To reward us for this kind of leap of faith, Larson pulls a Lazarus routine out of his libretto, raising the deceased Angel for the finale. This is no mere "Season of Love," as the showstopping reprise goes, but a season of the living dead. Meanwhile, Mimi, the HIV-positive exotic dancer, is given a reprieve from her death throes; Puccini, one remembers, killed this character off. Why the revision, one asks. Well, why not?

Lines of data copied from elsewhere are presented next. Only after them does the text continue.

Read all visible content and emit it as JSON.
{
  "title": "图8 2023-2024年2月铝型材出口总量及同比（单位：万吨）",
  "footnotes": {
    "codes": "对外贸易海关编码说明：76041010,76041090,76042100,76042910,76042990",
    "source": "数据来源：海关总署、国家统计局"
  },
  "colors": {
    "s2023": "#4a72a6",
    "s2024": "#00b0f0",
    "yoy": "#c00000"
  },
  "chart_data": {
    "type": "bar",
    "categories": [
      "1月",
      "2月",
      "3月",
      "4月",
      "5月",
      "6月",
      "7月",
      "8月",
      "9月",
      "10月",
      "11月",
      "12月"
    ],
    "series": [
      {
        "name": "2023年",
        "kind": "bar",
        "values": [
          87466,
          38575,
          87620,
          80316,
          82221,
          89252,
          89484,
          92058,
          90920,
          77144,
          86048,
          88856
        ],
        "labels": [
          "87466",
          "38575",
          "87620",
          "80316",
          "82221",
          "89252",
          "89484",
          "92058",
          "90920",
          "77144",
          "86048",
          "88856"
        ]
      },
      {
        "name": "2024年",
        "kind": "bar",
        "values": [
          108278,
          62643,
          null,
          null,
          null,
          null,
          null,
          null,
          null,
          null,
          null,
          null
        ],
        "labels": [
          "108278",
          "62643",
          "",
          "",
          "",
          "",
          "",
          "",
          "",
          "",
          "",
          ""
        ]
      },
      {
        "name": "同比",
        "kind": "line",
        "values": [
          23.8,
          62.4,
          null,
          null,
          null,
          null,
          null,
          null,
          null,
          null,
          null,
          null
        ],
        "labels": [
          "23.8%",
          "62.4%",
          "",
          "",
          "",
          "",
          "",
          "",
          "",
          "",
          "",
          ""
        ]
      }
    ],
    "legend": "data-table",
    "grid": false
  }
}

The audience loves the resurrection of Angel. And, frankly, it feels fucking good.
Larson's dramatic tenor is only exceptional in the context of the stage; every jukebox in America survives by making a two-pronged play for the heart and the crotch. Rent is mostly a musical trying to be a rock opera or vice versa; anyone who has ever head-banged to a Billy Joel album will quickly comprehend the split personality. When Larson gets hair-rock right--as in Mimi's riff-tastic "Out Tonight"--the results sounds like Poison. (He's aided impressively to this purpose by glamour-puss Manley Hope, who plays rock star Roger as if his brain served only to keep his cheekbones from collapsing together. Hope has a convincing way of bending his knees and thrusting his hips, over and over, that resembles a beery frat boy at a Clapton show--or an imminent case of lumbar collapse. And he makes devil-horns with his right hand when he goes for the high notes. Whether Hope is in on his own joke is another question.)
For what it's worth, I also detected echoes of the following in Rent: KISS; Elton John; late-era Benny and Bjorn; the Pet Shop Boys; the Police; Rupert Holmes; Gamble and Huff; Huey Lewis and the News; and Supertramp. Of some 69 tracks listed on the double-CD package (multiple reprises included), just under a third can bear repeated listenings. It's consistently bombastic stuff, saturated with the kind of "ballsy" guitar that always seems to signify trouble before the commercial breaks on Melrose Place.
Better and worse in the same turn are the gospel-flavored arrangements littered throughout the score. The impression left by these melodic wonders, as we watch the pinch-hitting African uvulas quivering from the orchestra seats, is that black folks have an ever-ready access to the extremes of emotion, a tacit observation that Larson no doubt intends as a tribute.
This fallacy (and the play in whole) recalls Norman Mailer's infamous Beat-era essay, "The White Negro," and its equivalence of fear, moral degeneracy, and ecstasy-through-orgasm. "If the fate of 20th-century man is to live with death from adolescence to premature senescence," Mailer writes, "why then the only life-giving answer is to accept the terms of death, to live with death as immediate danger, to divorce oneself from society, to exist without roots, to set out on the uncharted journey into the rebellious imperatives of the self." In prose evoking half-digested Nietzsche, Mailer forecasts that the horror of the bomb will begin to bring the races together.
Larson attributes the same import to Acquired Immune Deficiency Syndrome, while adding his own communitarian pangloss. "In these dangerous times, where it seems that the world is ripping apart at the seams," Larson wrote on his computer soon before Rent opened (since reprinted in the just-published Rent coffee-table book), "we can all learn how to survive from those who stare death squarely in the face every day, and [we] should reach out to each other and bond as a community."
Ultimately, Rent is eminently of its age: Its arch sincerity, stylistic schizophrenia, and well-intentioned (?) hypocrisies are, in every sense, our own. Could anyone conceive of a cheaper compliment than designating Rent the musical of the decade?